Prior to obtaining the Justice First Fellowship, she worked as the Manager of the Leeds Personal Support Unit. The PSU is a volunteer led charity giving free assistance to those who are trying to navigate their way through the Civil and Family Courts as litigants in person. Her responsibilities included recruiting, training and supervising volunteers. Beth saw her role there as meeting the gap in legal assistance and support for vulnerable individuals brought about by the reduction in legal aid. Her work there, as well as volunteering at Citizens Advice, brought into sharp focus the destructive nature of LASPO for vulnerable individuals seeking access to justice. It was this experience that cemented Beth’s commitment to Social Welfare law and access to justice.
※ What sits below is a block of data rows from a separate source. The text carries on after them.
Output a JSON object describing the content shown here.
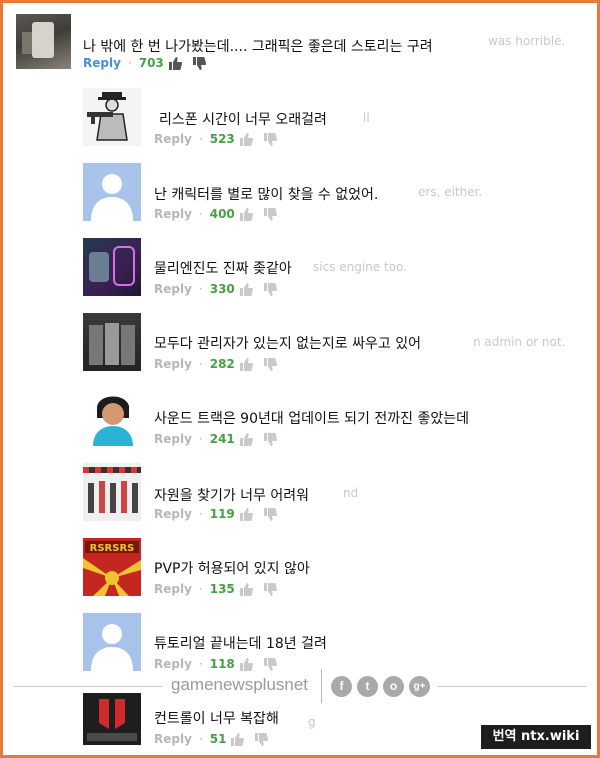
{
  "comments": [
    {
      "text": "나 밖에 한 번 나가봤는데.... 그래픽은 좋은데 스토리는 구려",
      "ghost": "was horrible.",
      "reply": "Reply",
      "likes": "703",
      "avatar": "game-screenshot-avatar"
    },
    {
      "text": "리스폰 시간이 너무 오래걸려",
      "ghost": "ll",
      "reply": "Reply",
      "likes": "523",
      "avatar": "gangster-sketch-avatar"
    },
    {
      "text": "난 캐릭터를 별로 많이 찾을 수 없었어.",
      "ghost": "ers, either.",
      "reply": "Reply",
      "likes": "400",
      "avatar": "default-person-avatar"
    },
    {
      "text": "물리엔진도 진짜 좆같아",
      "ghost": "sics engine too.",
      "reply": "Reply",
      "likes": "330",
      "avatar": "neon-characters-avatar"
    },
    {
      "text": "모두다 관리자가 있는지 없는지로 싸우고 있어",
      "ghost": "n admin or not.",
      "reply": "Reply",
      "likes": "282",
      "avatar": "soldiers-avatar"
    },
    {
      "text": "사운드 트랙은 90년대 업데이트 되기 전까진 좋았는데",
      "ghost": "",
      "reply": "Reply",
      "likes": "241",
      "avatar": "cartoon-girl-avatar"
    },
    {
      "text": "자원을 찾기가 너무 어려워",
      "ghost": "nd",
      "reply": "Reply",
      "likes": "119",
      "avatar": "dancers-avatar"
    },
    {
      "text": "PVP가 허용되어 있지 않아",
      "ghost": "",
      "reply": "Reply",
      "likes": "135",
      "avatar": "rsrsrs-flag-avatar"
    },
    {
      "text": "튜토리얼 끝내는데 18년 걸려",
      "ghost": "",
      "reply": "Reply",
      "likes": "118",
      "avatar": "default-person-avatar"
    },
    {
      "text": "컨트롤이 너무 복잡해",
      "ghost": "g",
      "reply": "Reply",
      "likes": "51",
      "avatar": "red-logo-avatar"
    }
  ],
  "watermark": {
    "site": "gamenewsplusnet",
    "social": [
      "f",
      "t",
      "o",
      "g+"
    ]
  },
  "badge": "번역 ntx.wiki",
  "colors": {
    "frame": "#e8793a",
    "likes": "#46a046",
    "reply_first": "#4a8fd6"
  }
}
Beth’s JFF project follows on from her Masters research and previous experience working at the Personal Support Unit. She will continue to examine the viability of ‘unbundling’ legal services to increase access to justice and develop a sustainable model co-ordinated within her host law centre.
Beth intends to focus initially on the area of Employment law and litigation, where legal aid has been removed and representation at Employment Tribunal has not been publically funded for decades. She will look to put the idea of ‘unbundled’ legal services into practice by expanding on current projects at the law centre. Beth aims to create a pro-bono network through partnerships with third sector organisations, private practice solicitors, barristers and universities to increase access to specialist employment advice to disadvantaged groups and individuals.
Derbyshire Law Centre would be the central coordinating hub overseeing the client’s case. The case would be ‘unbundled’ into set pieces of work which the network specialist would take on. The pro-bono work which could be offered through the project would range from preparing for and representation at either a preliminary or full hearing, a day’s casework on a complex case, a couple of hours advice to the claimant on the merits of their case, or drafting pleadings.
Clients would then continue to be supported by being signposted to another organisation or under the Law Centre’s current Litigants in Person Support service project or Employment Tribunal Representation Service project, so that individuals are not left to navigate their way through a legally technical and complicated process on their own.
Beth intends to develop this network by involving universities, where students can work with clients, supported by the law centre specialists, and be creative in the way that large private practice firms could ‘sponsor’ the network, to ensure its sustainability. She will then see whether this holistic approach could be replicated into a sustainable model which could be adopted by other practice areas and organisations.